Difficulty with reading was the first form of specific learning difficulty to be described. In 1878, a German physician, Dr Kussmaul, described a man who was unable to learn to read. The man was of normal intelligence and had received an adequate education. Dr Kussmaul called this problem reading blindness. Nine years later, Dr Berlin, another German doctor, coined the term dyslexia (from the Greek for ‘difficulty with words’) for this condition.

The first British report of a specific learning difficulty was also of adults with reading difficulty. A Scottish eye surgeon, Dr James Hinshelwood, published the report in 1895, and called the condition word blindness. His paper prompted the first description of specific reading difficulty in a child, one year later, when Dr Pringle Morgan described a 14-year-old boy, Percy, with reading difficulty. The boy’s teacher wrote that ‘[he] would be the smartest lad in the school if instruction were entirely oral’.

During the first quarter of the twentieth century, interest continued to focus on specific reading difficulty. In 1925, an American neurologist, Dr Samuel T Orton, proposed the first theory of how specific reading difficulty arose. He placed great emphasis on the development of dominance of one side of the brain. This theory will be discussed further in Chapter 3. Together with his assistant, Anna Gillingham, he developed a number of teaching strategies, some of which are still in use.

Other forms of specific learning difficulty were also described during this period, but these were not widely recognized until 1939, when Dr Alfred Strauss and Dr Heinz Werner published their description of children with a wide range of learning difficulties. They emphasized the variety of these problems and the importance of looking at each child individually to assess their particular educational needs.
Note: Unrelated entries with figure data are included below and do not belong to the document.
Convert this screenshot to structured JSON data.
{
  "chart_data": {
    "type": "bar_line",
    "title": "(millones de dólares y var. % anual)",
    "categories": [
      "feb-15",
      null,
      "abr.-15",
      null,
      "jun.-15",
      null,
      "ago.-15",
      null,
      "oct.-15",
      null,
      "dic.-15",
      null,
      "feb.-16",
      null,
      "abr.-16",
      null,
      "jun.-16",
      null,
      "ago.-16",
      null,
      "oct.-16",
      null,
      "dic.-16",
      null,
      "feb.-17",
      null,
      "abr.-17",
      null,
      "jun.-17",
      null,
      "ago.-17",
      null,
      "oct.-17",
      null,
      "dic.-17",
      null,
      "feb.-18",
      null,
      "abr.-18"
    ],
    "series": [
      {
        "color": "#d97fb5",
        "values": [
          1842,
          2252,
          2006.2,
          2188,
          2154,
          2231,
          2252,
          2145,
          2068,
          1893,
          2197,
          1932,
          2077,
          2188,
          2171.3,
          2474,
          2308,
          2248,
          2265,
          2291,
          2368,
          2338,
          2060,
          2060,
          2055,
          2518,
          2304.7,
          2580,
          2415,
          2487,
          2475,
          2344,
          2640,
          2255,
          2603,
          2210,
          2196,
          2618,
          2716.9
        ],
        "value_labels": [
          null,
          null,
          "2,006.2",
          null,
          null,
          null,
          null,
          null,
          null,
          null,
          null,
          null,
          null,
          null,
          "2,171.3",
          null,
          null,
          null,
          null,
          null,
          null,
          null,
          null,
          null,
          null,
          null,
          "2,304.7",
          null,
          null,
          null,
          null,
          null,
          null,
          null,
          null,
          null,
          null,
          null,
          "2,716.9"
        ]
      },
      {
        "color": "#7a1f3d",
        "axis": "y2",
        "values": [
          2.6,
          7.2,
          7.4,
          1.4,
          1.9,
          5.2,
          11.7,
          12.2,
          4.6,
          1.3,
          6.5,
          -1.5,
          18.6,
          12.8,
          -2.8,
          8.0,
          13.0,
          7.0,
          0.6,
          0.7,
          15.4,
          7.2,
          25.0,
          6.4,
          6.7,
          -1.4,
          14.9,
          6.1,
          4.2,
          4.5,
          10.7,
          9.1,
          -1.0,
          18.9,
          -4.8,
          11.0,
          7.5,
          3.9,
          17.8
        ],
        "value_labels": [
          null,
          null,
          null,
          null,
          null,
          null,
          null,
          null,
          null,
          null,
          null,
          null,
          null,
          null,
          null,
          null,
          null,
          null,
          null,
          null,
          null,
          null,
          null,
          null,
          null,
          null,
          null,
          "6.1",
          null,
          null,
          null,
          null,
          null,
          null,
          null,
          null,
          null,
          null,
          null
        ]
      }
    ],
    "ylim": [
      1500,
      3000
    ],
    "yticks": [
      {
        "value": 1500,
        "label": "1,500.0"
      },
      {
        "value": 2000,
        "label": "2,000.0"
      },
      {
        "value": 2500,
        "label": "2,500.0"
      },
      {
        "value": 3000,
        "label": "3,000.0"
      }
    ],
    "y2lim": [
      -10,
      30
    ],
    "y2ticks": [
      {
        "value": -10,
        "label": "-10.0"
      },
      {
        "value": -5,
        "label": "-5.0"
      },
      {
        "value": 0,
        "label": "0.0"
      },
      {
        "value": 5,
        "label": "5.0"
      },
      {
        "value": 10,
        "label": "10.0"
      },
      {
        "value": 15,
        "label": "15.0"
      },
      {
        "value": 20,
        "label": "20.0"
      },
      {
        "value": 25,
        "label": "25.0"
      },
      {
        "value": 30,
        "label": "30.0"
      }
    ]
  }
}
It was their work that gave the impetus to the establishment of clinical and educational services for children with specific learning difficulties, first in North America, and then in other parts of the world.

A landmark was reached in 1977, when Public Law 94-142 was passed in the USA, ensuring the rights of American children with specific learning difficulties to appropriate evaluation and management of their problem. In 1981, the United Kingdom passed an Education Act that stated that children with learning difficulties of all kinds were entitled to appropriate evaluation and help according to their special needs.

Specific learning difficulties now receive much more attention than at any other time in the past. There are a number of reasons for this:

  • ? At no other time in history has the ability to gain academic skills and qualifications been such an important factor in a highly competitive employment market.
  • ? All children in developed countries now attend school, and parents take an interest in their progress.
  • ? The need for proficiency in academic skills has extended beyond urban areas, as work in rural areas has also become more technical and competitive.
  • ? With the reduction in the number of serious illnesses that affect children (such as polio and tuberculosis, TB), more attention can now be directed towards the non-life-threatening problems such as specific learning difficulties.
  • ? There has been a realization that some of the emotional problems of adolescence and adulthood relate to school difficulties and that if not properly managed during childhood, such difficulties may play an important part in impairing self-esteem and the ability to cope in later life.
  • ? With the realization that many developmental and behavioural problems have underlying biological causes, the search for such causes in conditions such as specific learning difficulties has intensified. Children with these difficulties are thus less likely to be dismissed as lazy, as was the case in the past.